During the Enlightenment, when agnosticism and atheism were fashionable among the intellectuals of the time, Voltaire and other contemporaries noted that the brilliant mathematician Blaise Pascal was an observant Catholic.

When asked, Pascal observed that there were just two possibilities:

1. God exists.
2. God doesn’t exist.

As a precursor to the philosophy of pragmatism, Pascal contended that it was better to be a faithful Catholic than an agnostic or atheist.  He explained that in the case that God exists and you do what is expected of Him - you win.  In the case that God does not exist, and you attend your services, you gain social benefits by a support system that exists in virtually all religions.  Like insurance, it buys you peace of mind.  In either case you win.  This was the first formal use of decision theory.

As Pascal put it: If reason cannot be trusted, it is a better wager to believe in God than not.

Of course there are some glaring holes in this logic, including:

- what if God exists and realizes that you are only making a decision-tree bet on Him?
- what if God exists, but he’s the Mormon God?  Then you are doing everything all wrong by belonging to any other religion.  (Interchange your preferred God here, as long as it isn’t a secular value system like power or money, in which case you lose all bets.)

Well, then - how does one know?

There are really two answers here:
1. “By their fruit ye shall know them” - who seem to be happiest, to have the best-raised children who contribute to society, who live longest (you’ll need to do a statistical average here)?
2.  If you’re a Mormon and believe in it, then an accumulation of continuing personal revelation that consistently pans out brings with time a growing conviction, and an abiding inner peace.  A coincidence can be explained as a coincidence - maybe even two or three.  But not 2,648 coincidences in a row.
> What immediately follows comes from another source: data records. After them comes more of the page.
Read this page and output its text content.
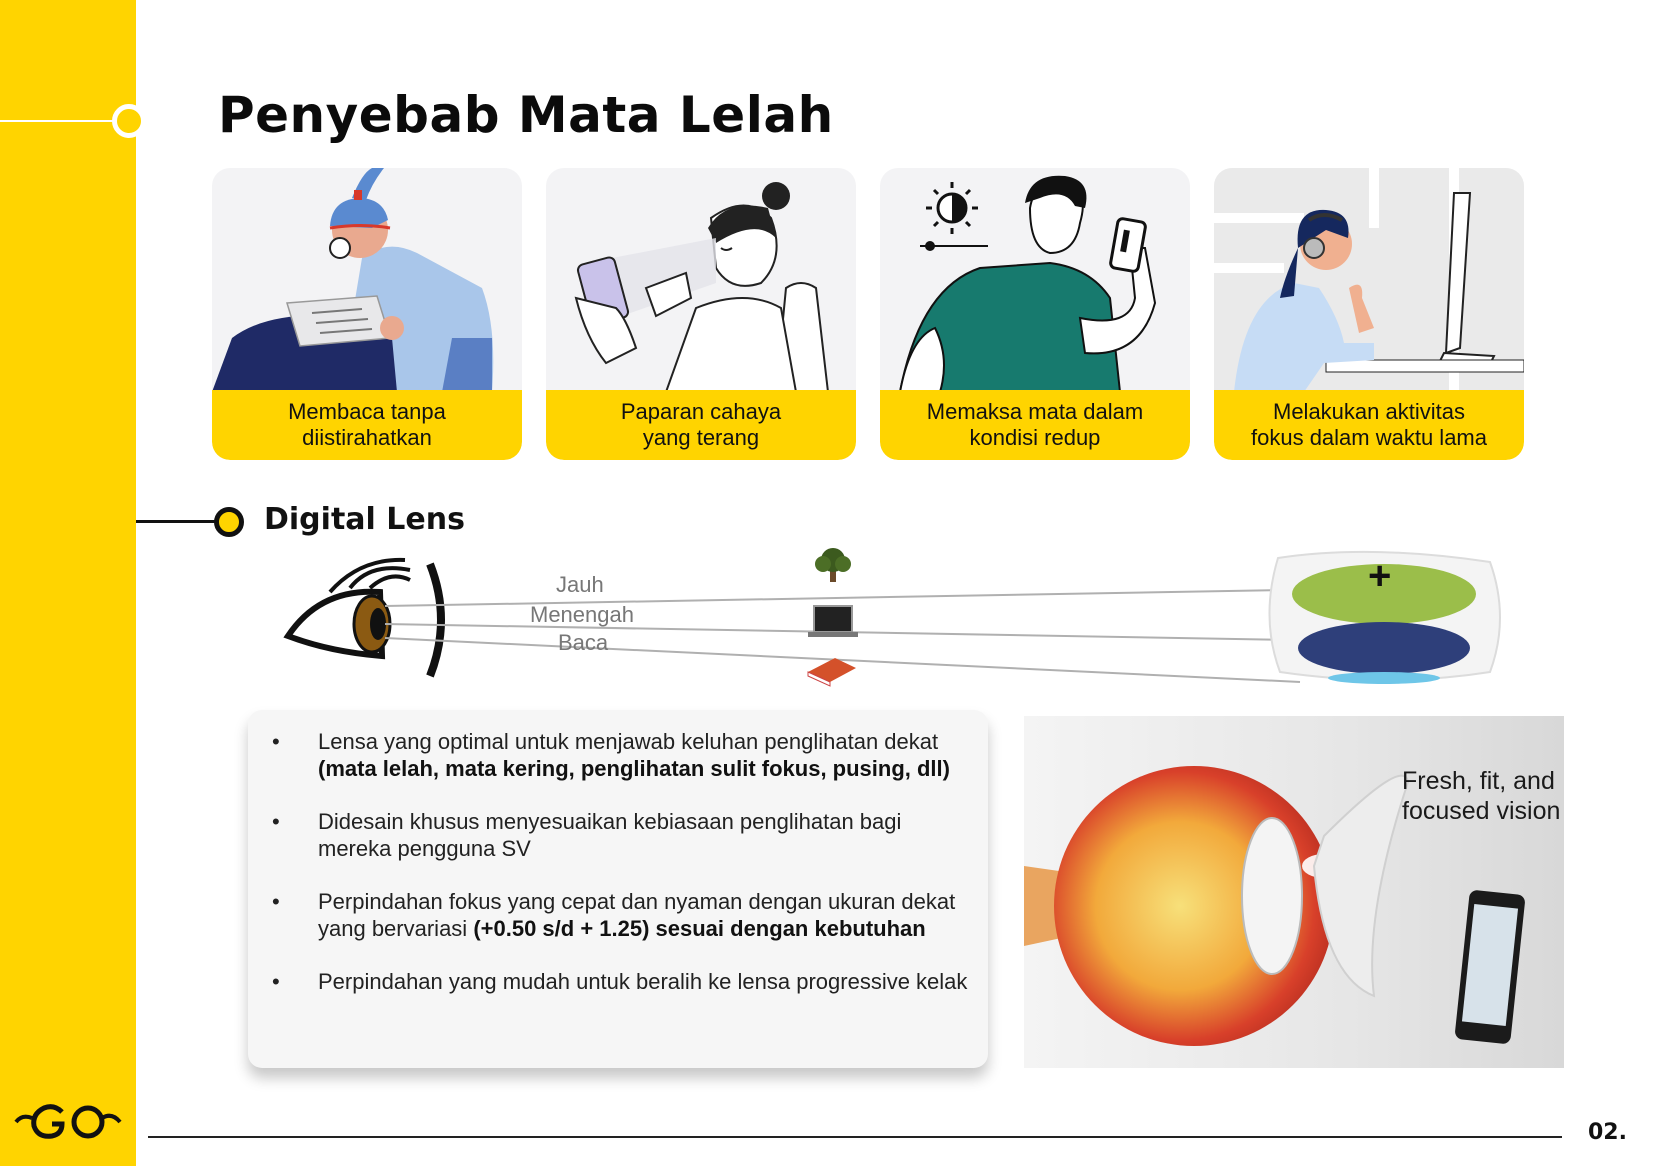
Penyebab Mata Lelah
Membaca tanpa
diistirahatkan
Paparan cahaya
yang terang
Memaksa mata dalam
kondisi redup
Melakukan aktivitas
fokus dalam waktu lama
Digital Lens
+
Jauh
Menengah
Baca
• Lensa yang optimal untuk menjawab keluhan penglihatan dekat (mata lelah, mata kering, penglihatan sulit fokus, pusing, dll)
• Didesain khusus menyesuaikan kebiasaan penglihatan bagi mereka pengguna SV
• Perpindahan fokus yang cepat dan nyaman dengan ukuran dekat yang bervariasi (+0.50 s/d + 1.25) sesuai dengan kebutuhan
• Perpindahan yang mudah untuk beralih ke lensa progressive kelak
Fresh, fit, and
focused vision
02.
It also helps to keep a list of these things (e.g., a personal journal).  The decision-tree I used that ultimately brought our Family to Venezuela for a three-year tour, with all the branches (any one of which could have derailed the move) makes one very interesting list.  It was like flipping a coin 15 times - and it always came up heads.  The pay-off - what was gained - is rippling through several generations already, both here and in Venezuela.  The fact that I survived at least 36 near-death experiences counts for something also.